Get me routes (all columns) whose destination airport is in the America/New York time zone.

In [None]:
%%bash

sqlite3 data/flights.db
.schema airports

In [None]:
%%bash

sqlite3 data/flights.db
.schema airlines

<details>
    <summary><b><u>Click Here for Answer Code</u></b></summary>

```python 
pd.read_sql('''
SELECT *
FROM routes
WHERE dest IN
(SELECT code 
FROM airports 
WHERE timezone = 'America/New_York')

''', con)
```
</details>

#### The antijoin

Just the negation of the semijoin:

In [None]:

pd.read_sql('''
SELECT *
FROM airports

WHERE NOT code IN (
SELECT source 
     FROM routes
     GROUP BY source
     HAVING COUNT(source) > 200 
)
''', con)

#### Subqueries in the SELECT statement

Get altitude of airport side by side with average airport altitude in the respective country.

In [None]:

pd.read_sql('''
SELECT a1.country,
name, 
CAST(altitude as int) AS altitude ,

(SELECT AVG(CAST(altitude as int))
FROM airports AS a2
WHERE a2.country == a1.country
) AS avg_alt

FROM airports AS a1


''', con)

Sometimes known as a **correlated subquery**.

- Inner select statement filters a2 by country matching a given row's country in a1. Takes average altitude.

- Does this for each row in a1. The filtering of a2 by country *correlated* with current row in a1.


**Correlated subqueries can be a bit slow**


#### Common Table Expressions (CTEs)

Useful for when:

- Multiple subqueries floating around.
- Reusing same subqueries over and over again in same statement.

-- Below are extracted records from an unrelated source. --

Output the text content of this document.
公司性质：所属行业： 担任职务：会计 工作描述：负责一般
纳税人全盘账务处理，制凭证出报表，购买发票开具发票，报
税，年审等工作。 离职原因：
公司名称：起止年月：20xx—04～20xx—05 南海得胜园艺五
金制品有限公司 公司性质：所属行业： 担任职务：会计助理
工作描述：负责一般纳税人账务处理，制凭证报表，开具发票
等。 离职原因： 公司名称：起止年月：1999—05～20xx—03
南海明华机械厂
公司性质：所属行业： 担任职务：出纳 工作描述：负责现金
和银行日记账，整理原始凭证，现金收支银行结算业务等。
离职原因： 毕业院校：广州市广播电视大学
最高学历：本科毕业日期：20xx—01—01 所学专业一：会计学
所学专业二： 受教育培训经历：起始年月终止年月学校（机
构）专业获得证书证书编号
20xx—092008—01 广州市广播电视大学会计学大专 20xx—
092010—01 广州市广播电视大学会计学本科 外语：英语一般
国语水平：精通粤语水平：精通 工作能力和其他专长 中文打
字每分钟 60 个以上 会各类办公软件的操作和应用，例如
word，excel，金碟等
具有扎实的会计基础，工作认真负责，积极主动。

Cleans code up, reduces error, makes readable.

CTE syntax:

WITH subquery1_name AS (subquery1 statement),
<br>
WITH subquery2_name AS (subquery2 statement), 
<br>
...., 
<br>
WITH subquery_n_name AS (subquery_n statement)
<br>
<br>
MAIN QUERY

In [None]:

pd.read_sql("""

SELECT dep.source AS airport_code,
        dep.departure_count,
        arriv.arrival_count 
        
FROM

(SELECT source, COUNT(source) as departure_count
     FROM routes
     
     GROUP BY source) AS dep

INNER JOIN 

(SELECT dest, COUNT(dest) as arrival_count
     FROM routes
     
     GROUP BY dest) AS arriv

ON dep.source = arriv.dest
     
""", con)

In [None]:

pd.read_sql("""

WITH s1 AS (
     SELECT source, COUNT(source) as departure_count
     FROM routes
     GROUP BY source),
     
     s2 AS ( 
     SELECT dest, COUNT(dest) as arrival_count
     FROM routes
     GROUP BY dest
     )


SELECT source, departure_count, arrival_count
FROM
s1 INNER JOIN s2
ON s1.source = s2.dest

     
""", con)

CTEs make the primary query easy to read.

- Subqueries can just be referenced by looking it up in the CTE.